In contrast to simple acute stress, chronic stress may promote neuropsychiatric pathology. Several protocols have been developed to model chronic stress in rodents. Repeated physical restraint in a conical tube or similar restraining device is a popular paradigm (Kim and Han, 2006). To avoid potential habituation to a single stressor over an extensive period of time, the unpredictable chronic mild stress procedure [UCMS or CUMS, with variations including chronic unpredictable stress (CUS or UCS), chronic mild stress (CMS), and chronic variable stress (CVS)] subjects rodents to several weeks of various stressors, such as noise, restraint, bedding deprivation, and light cycle disruption (Willner, 1997 and 2017; Burstein and Doron, 2018). While this protocol is widely used, it is quite labor intensive and some strains of mice, including the commonly used C57BL/6 strain, can be resistant to the effects of UCMS unless the duration of the protocol is greatly extended (Monteiro et al., 2015).

To circumvent issues with some chronic stress protocols and also engage the same networks as those activated in a single exposure to MAS, the MAS paradigm has been adapted to chronic applications. Repeated multiple concurrent stressors (RMS) for one hour a day across 10 days in adolescent, male C57BL/6 mice induce the loss of sensory and retrosplenial cortical input to the posterior parietal cortex as well as disrupt working memory performance (Libovner et al., 2020). This extensive circuit disruption is not observed in mice subjected to the same amount of restraint only stress, highlighting the specific mechanisms engaged during exposure to MAS.

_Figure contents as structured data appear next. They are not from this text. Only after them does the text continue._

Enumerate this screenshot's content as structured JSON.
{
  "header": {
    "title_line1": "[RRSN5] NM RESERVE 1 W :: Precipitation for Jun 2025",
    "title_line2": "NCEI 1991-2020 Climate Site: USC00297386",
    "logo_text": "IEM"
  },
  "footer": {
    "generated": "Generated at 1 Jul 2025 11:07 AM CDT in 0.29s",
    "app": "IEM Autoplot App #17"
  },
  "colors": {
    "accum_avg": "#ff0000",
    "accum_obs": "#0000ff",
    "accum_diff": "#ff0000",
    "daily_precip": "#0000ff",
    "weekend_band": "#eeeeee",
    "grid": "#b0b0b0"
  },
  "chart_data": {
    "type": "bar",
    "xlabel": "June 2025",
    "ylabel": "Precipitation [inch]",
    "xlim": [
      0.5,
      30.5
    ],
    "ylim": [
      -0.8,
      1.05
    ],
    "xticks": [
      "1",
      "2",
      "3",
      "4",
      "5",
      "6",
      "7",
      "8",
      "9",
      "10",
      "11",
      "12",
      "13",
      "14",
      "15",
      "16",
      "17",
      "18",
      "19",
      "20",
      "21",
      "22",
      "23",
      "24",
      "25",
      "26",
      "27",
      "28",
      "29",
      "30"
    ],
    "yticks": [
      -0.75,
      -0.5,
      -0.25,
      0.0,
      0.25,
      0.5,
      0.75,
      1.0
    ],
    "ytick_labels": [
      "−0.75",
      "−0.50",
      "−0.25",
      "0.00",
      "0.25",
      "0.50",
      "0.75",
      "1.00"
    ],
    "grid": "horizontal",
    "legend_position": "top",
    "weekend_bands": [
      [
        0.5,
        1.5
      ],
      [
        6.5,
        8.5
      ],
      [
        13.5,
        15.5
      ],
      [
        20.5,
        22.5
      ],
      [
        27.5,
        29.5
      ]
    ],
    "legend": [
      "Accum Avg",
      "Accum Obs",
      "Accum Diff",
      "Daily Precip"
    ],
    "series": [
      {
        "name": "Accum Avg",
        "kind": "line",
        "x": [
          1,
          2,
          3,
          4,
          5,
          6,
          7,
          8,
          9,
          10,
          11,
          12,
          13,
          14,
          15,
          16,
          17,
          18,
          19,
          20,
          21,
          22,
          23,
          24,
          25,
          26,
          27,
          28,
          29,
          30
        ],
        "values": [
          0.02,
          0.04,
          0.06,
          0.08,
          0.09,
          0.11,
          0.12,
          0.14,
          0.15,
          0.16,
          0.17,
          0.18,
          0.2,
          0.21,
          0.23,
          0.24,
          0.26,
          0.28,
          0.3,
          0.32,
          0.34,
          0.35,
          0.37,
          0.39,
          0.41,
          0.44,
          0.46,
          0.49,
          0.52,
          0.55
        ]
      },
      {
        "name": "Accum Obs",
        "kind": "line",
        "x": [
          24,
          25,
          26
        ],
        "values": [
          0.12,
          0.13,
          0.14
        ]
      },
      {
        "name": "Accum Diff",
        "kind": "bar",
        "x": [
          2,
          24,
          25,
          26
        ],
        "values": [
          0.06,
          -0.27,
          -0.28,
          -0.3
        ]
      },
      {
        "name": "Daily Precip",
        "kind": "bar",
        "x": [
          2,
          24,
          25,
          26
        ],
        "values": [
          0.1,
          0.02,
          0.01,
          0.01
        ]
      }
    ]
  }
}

The MAS protocol facilitates the investigation of the consequences of stress that may be limited in duration, such as natural disasters or mass shootings. This paradigm can further be adapted to chronic applications, capitalizing on the network activation of a single exposure that may not be similarly engaged in other chronic stress paradigms. Furthermore, this protocol is technically simple and titratable, promoting robust and reproducible results.


Figure 1. Multiple Concurrent Acute Stresses Paradigm. Mice are subjected to physical, social, and emotional stresses concurrently through restraint, crowding, jostling, loud noise (e.g., music or random, high frequency beeps), and bright lights.